Being proudly Irish Catholic, the president knows much about fate. He knows that our country has changed from the coalition of immigrants and their children that elected the first Catholic president, John Kennedy, six decades ago. It has now turned to different candidates. He is aware of why and knows that they and all of us can return to an America that can embrace a worthy greatness.

This is a mighty task. I trust that he will remember the Irish poet he loves to quote most, Seamus Heaney. But instead of hope and history rhyming, reach for that poet’s Nobel Prize sentiment that sometimes you must trust and “walk on air against your better judgment,” and in memory and commitment find a healing.

No tribalism can be worse than that experience­d by Ireland with the hatred and reprisals and sins enduring for centuries.

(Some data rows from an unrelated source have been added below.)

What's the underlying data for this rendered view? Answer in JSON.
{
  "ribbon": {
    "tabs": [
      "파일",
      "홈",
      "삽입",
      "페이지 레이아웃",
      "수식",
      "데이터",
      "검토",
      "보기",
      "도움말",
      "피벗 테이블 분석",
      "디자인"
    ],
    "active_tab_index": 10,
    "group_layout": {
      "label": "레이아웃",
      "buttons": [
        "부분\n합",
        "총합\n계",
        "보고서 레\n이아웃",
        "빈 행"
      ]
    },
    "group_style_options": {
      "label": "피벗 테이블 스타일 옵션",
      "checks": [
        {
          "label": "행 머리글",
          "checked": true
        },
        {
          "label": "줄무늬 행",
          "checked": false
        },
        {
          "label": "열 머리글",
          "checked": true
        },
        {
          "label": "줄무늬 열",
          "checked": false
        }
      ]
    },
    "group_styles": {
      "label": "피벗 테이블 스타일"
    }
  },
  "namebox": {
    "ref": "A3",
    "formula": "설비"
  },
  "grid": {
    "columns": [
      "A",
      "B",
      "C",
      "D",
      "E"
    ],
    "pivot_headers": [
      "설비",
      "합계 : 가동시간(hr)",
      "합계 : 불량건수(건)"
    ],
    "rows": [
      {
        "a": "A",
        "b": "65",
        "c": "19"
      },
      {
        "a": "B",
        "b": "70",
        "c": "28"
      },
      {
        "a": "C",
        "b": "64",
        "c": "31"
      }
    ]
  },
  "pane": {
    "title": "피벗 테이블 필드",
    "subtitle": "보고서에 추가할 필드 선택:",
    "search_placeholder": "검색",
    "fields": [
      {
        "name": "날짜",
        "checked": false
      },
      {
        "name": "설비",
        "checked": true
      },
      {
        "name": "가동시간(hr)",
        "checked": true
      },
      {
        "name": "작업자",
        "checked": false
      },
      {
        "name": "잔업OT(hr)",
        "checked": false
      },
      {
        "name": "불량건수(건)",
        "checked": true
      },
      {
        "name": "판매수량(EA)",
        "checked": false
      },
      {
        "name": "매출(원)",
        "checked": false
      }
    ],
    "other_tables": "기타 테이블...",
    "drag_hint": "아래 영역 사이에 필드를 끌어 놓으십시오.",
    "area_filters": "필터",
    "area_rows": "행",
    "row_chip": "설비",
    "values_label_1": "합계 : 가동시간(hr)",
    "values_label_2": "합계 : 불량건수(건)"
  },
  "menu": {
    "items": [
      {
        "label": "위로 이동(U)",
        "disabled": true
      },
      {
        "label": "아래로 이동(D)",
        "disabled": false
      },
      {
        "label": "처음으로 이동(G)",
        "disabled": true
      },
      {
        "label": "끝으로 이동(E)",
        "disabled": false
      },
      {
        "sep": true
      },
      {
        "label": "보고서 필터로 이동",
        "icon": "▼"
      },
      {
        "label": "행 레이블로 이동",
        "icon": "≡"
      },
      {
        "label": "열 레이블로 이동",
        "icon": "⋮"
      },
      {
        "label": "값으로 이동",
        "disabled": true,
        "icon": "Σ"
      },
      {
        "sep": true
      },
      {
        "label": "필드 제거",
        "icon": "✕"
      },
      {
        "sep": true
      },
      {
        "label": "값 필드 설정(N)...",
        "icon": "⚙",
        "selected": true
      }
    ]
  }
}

Yet against all odds, hope and reconcilia­tion and peace broke out. It still holds.

Memory can again be channeled into such a decency and love in our present, bedeviled time.

So against our better judgment, we must walk forward.

And to quote a new amazing and emerging poet, Amanda Gorman, when you see that glimmer on the horizon, reach out to it from the shadows:

For there is always light. If only we are brave enough to see it.

If we’re brave enough to be it.

All must remember the craven actions of the Republican Party, the dishonor of an elected leader trying to destroy a nation he swore to protect, and the now fractured nation that roils in its wake.